Last season, the Honolulu Aloha managed a respectable but inadequate 78-84 wins as one of the more milquetoast teams in the league. This year, the team has attempted to undergo a transofmration of attitude, changing their name to the Warriors to signal a new era in Honolulu baseball. Unfortunately, a transformation of roster would have been more appropriate, as a few key moves would have easily nudged this team into playoff territory. Instead, Honolulu's biggest moves were departures, with several major leaguers from last year leaving for free agency, key among them being 2-time Silver Slugger Hack Rucker, former All-Star and Gold Glover Harry Flores, and former MVP and 4-time All-Star Lawrence Butler. Former Gold Glove 2B Glenn Mack, who barely played last season, also got the boot when he was released this winter. Following those moves, Honolulu brought in, presumably, the one man they felt could bring back all the offense lost by that flurry of departures... Emilio Johnson, a rookie catcher and former 4th-round pick who has been in the minors for 6 years. Let's just say this division might be a 2-horse race this year...

Fresno Grab Yo Socks

When Alex Guerrero and the new Fresno management got into their legendary tussle this winter that ended with Guerrero being released on the spot during his arbitration hearing, many fans thought that this would be just another year of woeful baseball from a suddenly woeful franchise. But of all the teams in the American League who have attempted to rebuild this offseason after a disastrous Season 10, Fresno has probably been the most successful. Mediocre players like Stuffy Lindsey, Russ Barker, John Moran, and John Becker were given their walking papers; not atrocious players, to be sure, but bad enough that the new Fresno ownership decided to replace them with players that actually gave them a chance to get to the next level. In all, Fresno signed eight free agents to help them, including 4-time All-Star slugger Bill Maurer, 3-time All-Star SS Donnie Wells, 2-time All-Star Jesus Roque, 2-time Silver Slugger Hack Rucker, decent SP Kevin Xaio, solid #5 starter Gordon Graves, high-OBP 1B Stewart Bryant, and patchwork long reliever Dorian Meyers.
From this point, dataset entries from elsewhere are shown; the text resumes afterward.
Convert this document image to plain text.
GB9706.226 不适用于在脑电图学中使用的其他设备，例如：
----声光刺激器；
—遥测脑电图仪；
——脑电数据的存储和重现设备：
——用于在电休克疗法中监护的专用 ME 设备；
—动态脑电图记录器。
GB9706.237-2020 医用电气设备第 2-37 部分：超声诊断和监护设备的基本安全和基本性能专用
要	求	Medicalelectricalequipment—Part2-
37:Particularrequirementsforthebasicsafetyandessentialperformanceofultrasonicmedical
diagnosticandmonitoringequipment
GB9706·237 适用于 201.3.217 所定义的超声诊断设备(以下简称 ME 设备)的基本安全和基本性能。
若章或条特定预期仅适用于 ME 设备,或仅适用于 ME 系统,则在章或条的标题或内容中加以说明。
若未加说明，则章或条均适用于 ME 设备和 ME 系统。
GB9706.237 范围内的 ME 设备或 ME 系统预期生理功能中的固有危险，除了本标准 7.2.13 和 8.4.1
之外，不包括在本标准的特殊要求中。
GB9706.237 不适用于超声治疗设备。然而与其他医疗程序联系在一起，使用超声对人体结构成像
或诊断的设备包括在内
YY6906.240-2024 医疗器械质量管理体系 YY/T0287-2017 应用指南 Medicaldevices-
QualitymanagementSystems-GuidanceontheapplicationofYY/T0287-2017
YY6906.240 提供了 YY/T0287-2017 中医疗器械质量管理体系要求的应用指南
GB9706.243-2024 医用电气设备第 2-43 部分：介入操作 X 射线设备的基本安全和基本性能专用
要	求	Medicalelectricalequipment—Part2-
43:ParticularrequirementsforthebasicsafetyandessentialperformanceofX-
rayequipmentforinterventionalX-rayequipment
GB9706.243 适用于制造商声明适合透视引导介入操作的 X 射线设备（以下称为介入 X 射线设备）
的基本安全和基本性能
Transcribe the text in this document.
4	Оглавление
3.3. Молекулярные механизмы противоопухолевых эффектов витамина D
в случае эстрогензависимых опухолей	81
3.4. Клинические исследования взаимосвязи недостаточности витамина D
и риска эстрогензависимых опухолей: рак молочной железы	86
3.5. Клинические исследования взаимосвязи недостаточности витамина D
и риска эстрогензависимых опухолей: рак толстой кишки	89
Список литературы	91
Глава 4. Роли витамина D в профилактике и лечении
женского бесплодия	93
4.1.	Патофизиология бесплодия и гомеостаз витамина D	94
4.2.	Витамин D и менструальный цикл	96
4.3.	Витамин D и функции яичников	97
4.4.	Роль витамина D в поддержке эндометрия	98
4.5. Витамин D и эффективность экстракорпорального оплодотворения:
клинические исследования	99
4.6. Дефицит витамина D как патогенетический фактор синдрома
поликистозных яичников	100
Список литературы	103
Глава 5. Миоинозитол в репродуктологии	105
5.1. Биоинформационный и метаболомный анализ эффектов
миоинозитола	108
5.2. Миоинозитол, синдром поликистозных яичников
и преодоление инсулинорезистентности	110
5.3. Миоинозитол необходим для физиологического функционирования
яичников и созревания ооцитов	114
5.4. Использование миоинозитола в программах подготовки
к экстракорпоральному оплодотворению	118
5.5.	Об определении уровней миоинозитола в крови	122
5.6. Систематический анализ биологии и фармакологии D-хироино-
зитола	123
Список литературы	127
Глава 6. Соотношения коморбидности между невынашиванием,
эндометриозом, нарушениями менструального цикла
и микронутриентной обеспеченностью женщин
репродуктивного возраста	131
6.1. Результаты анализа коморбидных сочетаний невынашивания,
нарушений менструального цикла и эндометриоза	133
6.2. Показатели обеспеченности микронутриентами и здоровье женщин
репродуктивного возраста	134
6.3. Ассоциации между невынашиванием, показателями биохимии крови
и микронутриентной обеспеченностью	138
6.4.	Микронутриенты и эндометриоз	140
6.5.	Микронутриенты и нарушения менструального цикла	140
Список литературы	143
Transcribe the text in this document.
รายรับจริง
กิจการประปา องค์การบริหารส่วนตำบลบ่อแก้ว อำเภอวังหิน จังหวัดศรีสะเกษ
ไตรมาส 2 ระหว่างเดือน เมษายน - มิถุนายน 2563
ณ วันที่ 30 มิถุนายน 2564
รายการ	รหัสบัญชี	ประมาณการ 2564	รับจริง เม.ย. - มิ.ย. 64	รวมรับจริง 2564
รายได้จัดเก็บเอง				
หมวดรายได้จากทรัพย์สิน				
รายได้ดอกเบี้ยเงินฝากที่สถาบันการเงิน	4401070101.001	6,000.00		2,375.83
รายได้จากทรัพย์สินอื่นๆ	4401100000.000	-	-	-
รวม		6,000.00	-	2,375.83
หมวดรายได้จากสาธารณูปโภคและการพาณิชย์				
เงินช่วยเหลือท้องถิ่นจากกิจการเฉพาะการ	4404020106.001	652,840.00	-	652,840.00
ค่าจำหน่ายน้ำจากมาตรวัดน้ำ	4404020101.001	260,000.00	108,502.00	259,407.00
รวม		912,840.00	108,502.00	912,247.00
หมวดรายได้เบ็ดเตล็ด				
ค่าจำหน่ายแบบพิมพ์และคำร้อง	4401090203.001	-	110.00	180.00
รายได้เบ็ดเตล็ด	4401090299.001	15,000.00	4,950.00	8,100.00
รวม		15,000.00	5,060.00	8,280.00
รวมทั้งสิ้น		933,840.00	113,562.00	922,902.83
All of these free agents will serve a purpose on a team riddled with holes after last year's 67-95 fiasco. Ace Felix Wilson was also dealt away, but Fresno got stud relievers Chick Linden and Chili Mussina to make up for the loss. Fresno may not be the powerhouse that this team used to be when it was in St. Louis-- the pitching is simply not there-- but I will eat my hat if this franchise manages to lose 95 games again this year. And it won't.


1. Oakland
2. Arizona
3. Fresno
4. Honolulu

One note about this prediction: while I am not bold enough to predict as much outright, I would not be at all shocked to see Fresno sneak into the #2 slot by the season's end as their fortunes rise with so many new faces on the roster. The top 3 teams in this division have made both good and bad moves, leaving me to wonder which ones will work out best for the respective teams involved. This is probably the most difficult division in the AL to predict, and possibly in all of baseball. One thing I will say, however, is that I am fairly confident in Honolulu's 4th place finish, as they failed to make a single improvement after overachieving mightily last year.